When it was finished, and the trusty man told it exactly and well and he ended as Wang the Tiger had told him to end, saying,

“Your brother and my general says we are not to be hasty and say he has climbed his mountain because this is but his first step and he holds but a small county seat and he dreams of provinces.”

Then Wang the Second drew his breath in a little and he asked,

“But do you think he is sure enough so that I can safely risk my own silver on him?”

Then the trusty man answered, “Your brother is a very clever man and many a man would have been content to settle into the robbers’ lair and maraud the region and so rise somewhat high. But your brother is too wise for that, knowing that a robber must turn respectable before he can be a king, and so he has the power of state behind him. Yes, although it is only a small magistrate’s seat, still it is the state and he is a state’s general, and when he goes out to fight with other lords of war and when he finds a cause of quarrel with someone as he will when the spring comes, then he can go out as one with authority and not as rebel.”

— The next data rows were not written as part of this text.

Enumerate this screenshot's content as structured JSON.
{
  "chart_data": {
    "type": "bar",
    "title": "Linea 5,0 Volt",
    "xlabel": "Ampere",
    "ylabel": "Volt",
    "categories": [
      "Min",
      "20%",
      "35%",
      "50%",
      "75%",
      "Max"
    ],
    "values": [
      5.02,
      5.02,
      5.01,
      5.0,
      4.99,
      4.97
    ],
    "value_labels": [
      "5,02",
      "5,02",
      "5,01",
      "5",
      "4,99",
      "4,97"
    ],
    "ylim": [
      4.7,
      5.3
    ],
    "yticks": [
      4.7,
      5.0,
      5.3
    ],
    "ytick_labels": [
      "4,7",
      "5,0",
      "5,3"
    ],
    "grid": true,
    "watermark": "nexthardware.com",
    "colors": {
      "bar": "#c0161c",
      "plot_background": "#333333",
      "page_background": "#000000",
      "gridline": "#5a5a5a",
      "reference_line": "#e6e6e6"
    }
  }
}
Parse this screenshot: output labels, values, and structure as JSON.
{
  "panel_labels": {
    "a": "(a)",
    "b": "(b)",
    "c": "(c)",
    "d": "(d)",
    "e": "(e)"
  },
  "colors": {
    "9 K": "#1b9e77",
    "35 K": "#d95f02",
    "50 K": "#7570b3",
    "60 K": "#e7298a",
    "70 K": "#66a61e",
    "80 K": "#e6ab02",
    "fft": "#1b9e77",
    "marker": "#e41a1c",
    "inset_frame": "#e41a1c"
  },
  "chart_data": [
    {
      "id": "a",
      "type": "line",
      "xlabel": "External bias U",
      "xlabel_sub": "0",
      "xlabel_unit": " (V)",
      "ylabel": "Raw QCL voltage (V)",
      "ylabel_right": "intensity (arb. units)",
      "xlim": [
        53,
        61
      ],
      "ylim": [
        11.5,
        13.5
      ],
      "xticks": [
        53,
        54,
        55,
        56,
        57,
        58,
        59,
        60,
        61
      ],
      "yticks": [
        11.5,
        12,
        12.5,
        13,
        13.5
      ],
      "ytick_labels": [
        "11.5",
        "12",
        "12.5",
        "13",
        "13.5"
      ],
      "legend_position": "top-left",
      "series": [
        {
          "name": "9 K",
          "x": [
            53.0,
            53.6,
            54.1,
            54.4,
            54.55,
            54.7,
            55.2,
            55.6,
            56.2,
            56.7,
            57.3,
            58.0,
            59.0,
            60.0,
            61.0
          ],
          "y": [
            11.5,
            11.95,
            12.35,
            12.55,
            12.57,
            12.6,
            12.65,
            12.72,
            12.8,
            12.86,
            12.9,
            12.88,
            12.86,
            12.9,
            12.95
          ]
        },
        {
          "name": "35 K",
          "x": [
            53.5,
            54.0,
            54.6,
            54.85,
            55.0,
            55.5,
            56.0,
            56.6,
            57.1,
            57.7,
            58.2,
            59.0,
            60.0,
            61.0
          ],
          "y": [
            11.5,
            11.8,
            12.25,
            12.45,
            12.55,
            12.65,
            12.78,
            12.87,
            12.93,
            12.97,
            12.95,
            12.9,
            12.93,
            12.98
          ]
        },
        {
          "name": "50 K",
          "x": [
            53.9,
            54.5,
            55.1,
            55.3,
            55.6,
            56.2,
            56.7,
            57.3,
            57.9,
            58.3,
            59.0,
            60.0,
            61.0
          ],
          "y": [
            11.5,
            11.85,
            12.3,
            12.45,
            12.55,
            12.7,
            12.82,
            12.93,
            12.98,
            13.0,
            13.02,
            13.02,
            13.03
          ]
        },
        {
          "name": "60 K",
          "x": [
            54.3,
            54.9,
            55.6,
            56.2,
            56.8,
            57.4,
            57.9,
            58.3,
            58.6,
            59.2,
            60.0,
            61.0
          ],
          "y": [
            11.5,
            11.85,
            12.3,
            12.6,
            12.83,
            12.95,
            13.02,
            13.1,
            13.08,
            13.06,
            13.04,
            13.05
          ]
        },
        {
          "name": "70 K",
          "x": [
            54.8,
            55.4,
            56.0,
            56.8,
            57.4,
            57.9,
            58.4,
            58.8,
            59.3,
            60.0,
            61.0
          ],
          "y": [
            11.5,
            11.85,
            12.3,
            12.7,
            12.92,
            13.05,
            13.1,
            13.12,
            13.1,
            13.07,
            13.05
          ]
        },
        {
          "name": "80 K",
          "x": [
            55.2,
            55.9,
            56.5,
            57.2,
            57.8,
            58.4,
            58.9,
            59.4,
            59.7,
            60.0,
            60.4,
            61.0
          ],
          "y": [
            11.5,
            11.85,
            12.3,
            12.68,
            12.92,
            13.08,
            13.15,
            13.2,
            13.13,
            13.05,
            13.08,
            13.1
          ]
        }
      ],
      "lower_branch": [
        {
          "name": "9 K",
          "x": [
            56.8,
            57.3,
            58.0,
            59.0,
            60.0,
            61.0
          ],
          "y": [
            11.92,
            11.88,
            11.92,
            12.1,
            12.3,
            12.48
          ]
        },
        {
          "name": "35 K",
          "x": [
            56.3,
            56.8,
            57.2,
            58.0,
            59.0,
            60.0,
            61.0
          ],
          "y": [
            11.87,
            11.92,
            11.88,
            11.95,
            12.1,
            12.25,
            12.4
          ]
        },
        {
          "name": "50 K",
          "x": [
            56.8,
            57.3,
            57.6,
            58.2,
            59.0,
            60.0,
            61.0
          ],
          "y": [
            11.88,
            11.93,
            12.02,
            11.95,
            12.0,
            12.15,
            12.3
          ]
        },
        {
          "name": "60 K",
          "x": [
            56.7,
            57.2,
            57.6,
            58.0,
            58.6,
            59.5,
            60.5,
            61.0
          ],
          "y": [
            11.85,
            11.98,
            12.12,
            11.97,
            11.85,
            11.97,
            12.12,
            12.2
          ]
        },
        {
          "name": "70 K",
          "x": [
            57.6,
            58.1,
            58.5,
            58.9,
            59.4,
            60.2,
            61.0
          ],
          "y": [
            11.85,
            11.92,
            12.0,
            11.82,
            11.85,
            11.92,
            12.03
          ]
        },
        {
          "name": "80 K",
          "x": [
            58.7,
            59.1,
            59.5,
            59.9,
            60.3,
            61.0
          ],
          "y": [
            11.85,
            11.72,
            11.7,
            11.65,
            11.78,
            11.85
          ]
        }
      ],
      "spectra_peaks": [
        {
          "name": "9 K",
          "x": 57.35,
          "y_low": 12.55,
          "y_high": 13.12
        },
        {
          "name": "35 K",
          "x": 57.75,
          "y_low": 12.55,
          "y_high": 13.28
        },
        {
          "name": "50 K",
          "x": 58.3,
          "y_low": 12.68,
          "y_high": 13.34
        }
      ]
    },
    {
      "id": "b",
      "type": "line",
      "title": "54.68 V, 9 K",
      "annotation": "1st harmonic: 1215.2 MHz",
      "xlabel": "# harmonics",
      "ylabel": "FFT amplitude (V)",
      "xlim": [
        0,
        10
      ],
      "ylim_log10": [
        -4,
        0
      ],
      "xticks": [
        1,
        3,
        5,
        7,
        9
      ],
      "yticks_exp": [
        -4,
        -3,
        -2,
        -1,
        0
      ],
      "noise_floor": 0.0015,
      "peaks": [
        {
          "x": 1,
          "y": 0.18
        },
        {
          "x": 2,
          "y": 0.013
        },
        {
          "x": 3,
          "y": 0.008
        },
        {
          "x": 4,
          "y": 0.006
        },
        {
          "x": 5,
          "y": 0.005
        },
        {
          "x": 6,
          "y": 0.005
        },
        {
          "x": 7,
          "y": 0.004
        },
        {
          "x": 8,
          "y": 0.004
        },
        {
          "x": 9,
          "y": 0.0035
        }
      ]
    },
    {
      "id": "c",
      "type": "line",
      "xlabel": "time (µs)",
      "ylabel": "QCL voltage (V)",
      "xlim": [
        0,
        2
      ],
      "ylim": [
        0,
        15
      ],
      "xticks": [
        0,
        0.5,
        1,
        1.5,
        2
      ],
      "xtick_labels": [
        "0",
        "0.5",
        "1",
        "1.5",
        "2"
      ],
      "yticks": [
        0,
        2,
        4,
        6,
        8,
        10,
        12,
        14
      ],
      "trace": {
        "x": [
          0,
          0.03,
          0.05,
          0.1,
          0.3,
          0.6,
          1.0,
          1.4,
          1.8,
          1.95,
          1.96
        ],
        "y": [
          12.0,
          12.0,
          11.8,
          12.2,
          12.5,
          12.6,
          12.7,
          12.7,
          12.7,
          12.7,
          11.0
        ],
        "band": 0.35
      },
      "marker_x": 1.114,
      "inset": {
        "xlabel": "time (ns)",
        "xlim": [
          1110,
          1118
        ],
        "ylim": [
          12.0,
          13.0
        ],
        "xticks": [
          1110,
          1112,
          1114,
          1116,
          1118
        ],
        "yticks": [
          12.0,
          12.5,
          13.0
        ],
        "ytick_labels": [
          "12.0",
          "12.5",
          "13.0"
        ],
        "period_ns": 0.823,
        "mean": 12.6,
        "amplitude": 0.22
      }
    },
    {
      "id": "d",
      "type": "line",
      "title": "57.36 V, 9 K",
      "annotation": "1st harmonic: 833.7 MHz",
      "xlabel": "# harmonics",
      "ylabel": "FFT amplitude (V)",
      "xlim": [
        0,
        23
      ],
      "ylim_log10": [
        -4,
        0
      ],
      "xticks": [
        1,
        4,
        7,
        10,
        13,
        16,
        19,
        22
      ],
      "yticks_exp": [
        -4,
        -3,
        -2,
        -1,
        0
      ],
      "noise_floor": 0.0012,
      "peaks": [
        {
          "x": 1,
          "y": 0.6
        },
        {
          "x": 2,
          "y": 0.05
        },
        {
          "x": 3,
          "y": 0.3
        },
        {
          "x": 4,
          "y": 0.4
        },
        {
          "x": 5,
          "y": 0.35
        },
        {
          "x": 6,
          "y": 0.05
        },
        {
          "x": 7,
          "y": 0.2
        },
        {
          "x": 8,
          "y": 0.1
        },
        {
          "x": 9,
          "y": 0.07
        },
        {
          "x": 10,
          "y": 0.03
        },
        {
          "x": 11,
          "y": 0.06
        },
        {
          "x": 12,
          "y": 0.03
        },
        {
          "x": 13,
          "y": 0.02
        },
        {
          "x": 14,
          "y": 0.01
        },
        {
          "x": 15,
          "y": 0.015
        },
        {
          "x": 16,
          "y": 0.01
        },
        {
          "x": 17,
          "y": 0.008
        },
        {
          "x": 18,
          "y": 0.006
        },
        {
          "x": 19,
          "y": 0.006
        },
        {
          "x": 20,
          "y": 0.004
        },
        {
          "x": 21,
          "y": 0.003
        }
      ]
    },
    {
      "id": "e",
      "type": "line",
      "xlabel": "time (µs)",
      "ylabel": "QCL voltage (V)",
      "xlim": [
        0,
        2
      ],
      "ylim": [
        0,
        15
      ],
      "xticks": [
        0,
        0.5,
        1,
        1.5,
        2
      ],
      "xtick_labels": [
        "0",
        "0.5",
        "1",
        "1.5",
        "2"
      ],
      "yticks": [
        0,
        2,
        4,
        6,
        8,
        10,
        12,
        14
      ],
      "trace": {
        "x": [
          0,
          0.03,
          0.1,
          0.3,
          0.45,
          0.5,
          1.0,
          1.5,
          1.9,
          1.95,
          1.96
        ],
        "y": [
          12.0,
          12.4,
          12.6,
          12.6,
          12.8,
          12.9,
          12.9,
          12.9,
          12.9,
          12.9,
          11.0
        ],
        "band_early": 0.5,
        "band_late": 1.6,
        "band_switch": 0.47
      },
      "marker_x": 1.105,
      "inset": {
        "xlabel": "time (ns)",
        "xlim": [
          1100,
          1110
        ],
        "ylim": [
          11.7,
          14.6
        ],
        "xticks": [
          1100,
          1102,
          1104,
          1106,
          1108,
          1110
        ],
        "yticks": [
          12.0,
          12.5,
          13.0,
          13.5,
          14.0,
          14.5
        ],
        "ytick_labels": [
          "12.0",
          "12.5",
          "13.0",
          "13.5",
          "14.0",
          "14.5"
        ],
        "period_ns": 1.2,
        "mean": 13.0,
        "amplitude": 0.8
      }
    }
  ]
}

Such caution as this pleased Wang the Second very much, and so he said with more than usual heartiness, the hour being near to noon,

“Come out and eat and drink with us, if you will bear our common meal,” and he took the man with him and set him at their family table.

Then when Wang the Second’s wife saw the trusty man she cried a greeting to him in her hearty way and she said,

“What news of my little pocked son?”

The trusty man rose to his feet then and answered that her son was very well and he did well and the general was minded to raise him up, doubtless, for he kept him always about his person. But before he could say a word, the woman shouted that he was to sit and not stand in courtesy. So when he had sat down again he thought to tell them about how the lad had gone to the robbers’ lair and how tricky he was and how neatly he had done what he had to do. But he stopped himself, because he knew that women are so strange and their tempers are uncertain, and mothers are the strangest of all, for they see fears and harms about their children where there are no such things. He contented himself with silence, therefore, when he had said enough to please her.

In a few minutes she had forgotten all she asked, for she was busy about many things, and she bustled here and there fetching bowls and setting them out on the table, and she held a babe at her breast as she worked. The child suckled tranquilly, while with her free arm she was zealous in dipping out food to the guest and to her husband and to the clamoring, hungry children who did not eat at the table, but stood at the door or on the street with their bowls and chopsticks, and when their bowls were empty they came running in for fresh rice and vegetables and meats.